… und schlafe ein …

Nach Feierabend radele ich zu der kleinen Galerie.

L und B packen schon Bilder aus, ich trockne mich. Was soll ich tun? Nimm dir ’nen Tee, hol erst mal Luft. Ich gieße ein, trinke, schaue mich um. Hast du den Laser mit? Ich nicke. Ich greife zum Taschenmesser und schneide Klebeband …

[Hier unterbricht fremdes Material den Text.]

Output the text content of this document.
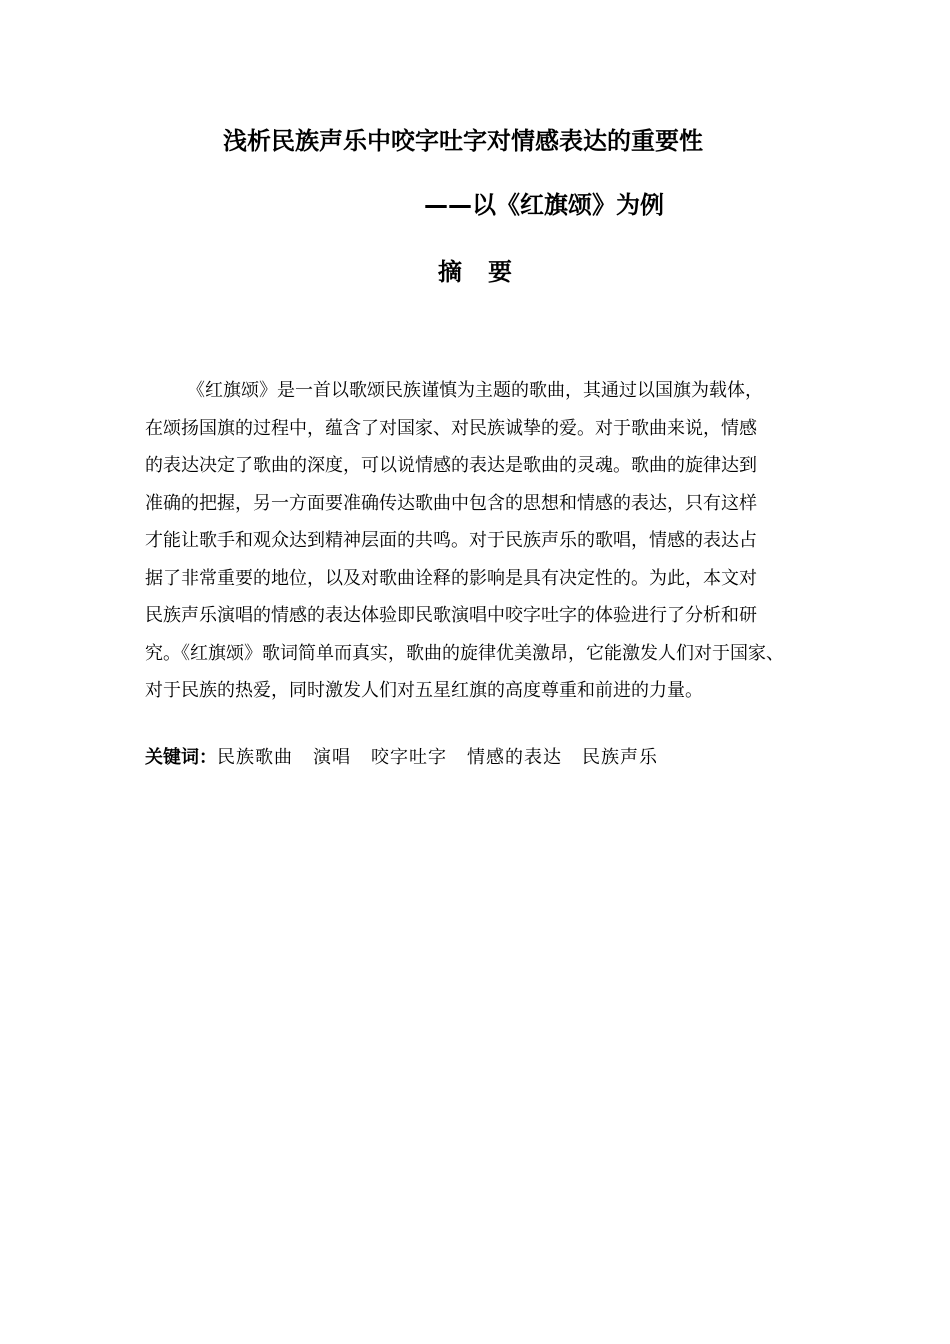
浅析民族声乐中咬字吐字对情感表达的重要性
——以《红旗颂》为例
摘要
《红旗颂》是一首以歌颂民族谨慎为主题的歌曲，其通过以国旗为载体，
在颂扬国旗的过程中，蕴含了对国家、对民族诚挚的爱。对于歌曲来说，情感
的表达决定了歌曲的深度，可以说情感的表达是歌曲的灵魂。歌曲的旋律达到
准确的把握，另一方面要准确传达歌曲中包含的思想和情感的表达，只有这样
才能让歌手和观众达到精神层面的共鸣。对于民族声乐的歌唱，情感的表达占
据了非常重要的地位，以及对歌曲诠释的影响是具有决定性的。为此，本文对
民族声乐演唱的情感的表达体验即民歌演唱中咬字吐字的体验进行了分析和研
究。《红旗颂》歌词简单而真实，歌曲的旋律优美激昂，它能激发人们对于国家、
对于民族的热爱，同时激发人们对五星红旗的高度尊重和前进的力量。
关键词：民族歌曲 演唱 咬字吐字 情感的表达 民族声乐
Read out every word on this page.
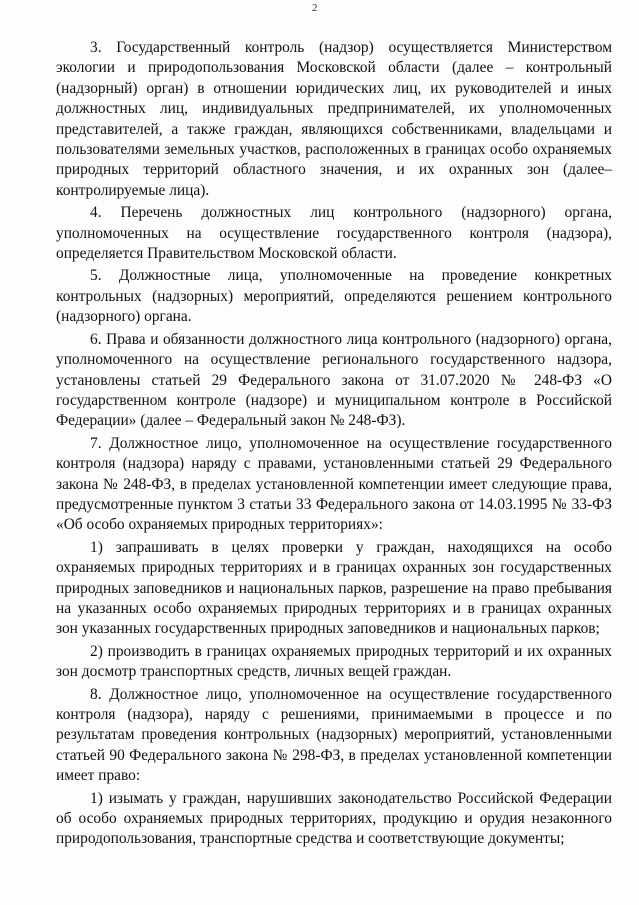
2

3. Государственный контроль (надзор) осуществляется Министерством экологии и природопользования Московской области (далее – контрольный (надзорный) орган) в отношении юридических лиц, их руководителей и иных должностных лиц, индивидуальных предпринимателей, их уполномоченных представителей, а также граждан, являющихся собственниками, владельцами и пользователями земельных участков, расположенных в границах особо охраняемых природных территорий областного значения, и их охранных зон (далее– контролируемые лица).

4. Перечень должностных лиц контрольного (надзорного) органа, уполномоченных на осуществление государственного контроля (надзора), определяется Правительством Московской области.

5. Должностные лица, уполномоченные на проведение конкретных контрольных (надзорных) мероприятий, определяются решением контрольного (надзорного) органа.

6. Права и обязанности должностного лица контрольного (надзорного) органа, уполномоченного на осуществление регионального государственного надзора, установлены статьей 29 Федерального закона от 31.07.2020 № 248-ФЗ «О государственном контроле (надзоре) и муниципальном контроле в Российской Федерации» (далее – Федеральный закон № 248-ФЗ).

7. Должностное лицо, уполномоченное на осуществление государственного контроля (надзора) наряду с правами, установленными статьей 29 Федерального закона № 248-ФЗ, в пределах установленной компетенции имеет следующие права, предусмотренные пунктом 3 статьи 33 Федерального закона от 14.03.1995 № 33-ФЗ «Об особо охраняемых природных территориях»:

1) запрашивать в целях проверки у граждан, находящихся на особо охраняемых природных территориях и в границах охранных зон государственных природных заповедников и национальных парков, разрешение на право пребывания на указанных особо охраняемых природных территориях и в границах охранных зон указанных государственных природных заповедников и национальных парков;

2) производить в границах охраняемых природных территорий и их охранных зон досмотр транспортных средств, личных вещей граждан.

8. Должностное лицо, уполномоченное на осуществление государственного контроля (надзора), наряду с решениями, принимаемыми в процессе и по результатам проведения контрольных (надзорных) мероприятий, установленными статьей 90 Федерального закона № 298-ФЗ, в пределах установленной компетенции имеет право:

1) изымать у граждан, нарушивших законодательство Российской Федерации об особо охраняемых природных территориях, продукцию и орудия незаконного природопользования, транспортные средства и соответствующие документы;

Stelle es irgendwo an eine Wand, sagt L, ich öffne das Nächste.

Sie sind befreit. L verteilt. Ich gehe mit einer Zigarette vor dir Tür. B kommt mit, wir klönen.

Wie findet ihr das? Wir schauen. Darf ich? L nickt. Ich stelle um, mein Magen knurrt. Nöh, sagt L, doch , sagt B, gucke mal, die sprechen jetzt miteinander. Mmh? Und so? Vielleicht. Ich habe Hunger. Wo bleibt unser Caterer? Ich zucke mit den Schultern, krame das Handy raus und finde keine Nachricht. Wir schauen, teilen zwei Bananen und einen Müsliriegel, stellen noch mal um.

Zart klopft es an der Scheibe, U wirkt derangiert, L greift zum Schlüssel.

K! U, was ist geschehen? Umarmung, Tränen. Ich wurde gelegt. Die kamen mir entgegen ohne Licht. Alles ist kaputt, mein Rad und auch die Schnittchen. Ich spende Trost, L trägt das Rad in den Raum. U steigt aus Regenhüllen. Im Kühlschrank hat B Kühlbeutel gefunden. Zwei kamen mir entgegen ohne Licht auf dem Fahrradweg, wir sind grasselt. Sie waren weg als ich noch lag. Weißt du noch mehr? Die sprachen Platt und hatten dunkle Sachen an, einer war dick. Ich habe doch extra Schnittchenkisten, die nicht Müll sind beim Bäcker geliehen und Pfand bezahlt, jetzt ist auch meine Regenhose hin. Die Kann ich flicken, sagt L. B kocht Tee.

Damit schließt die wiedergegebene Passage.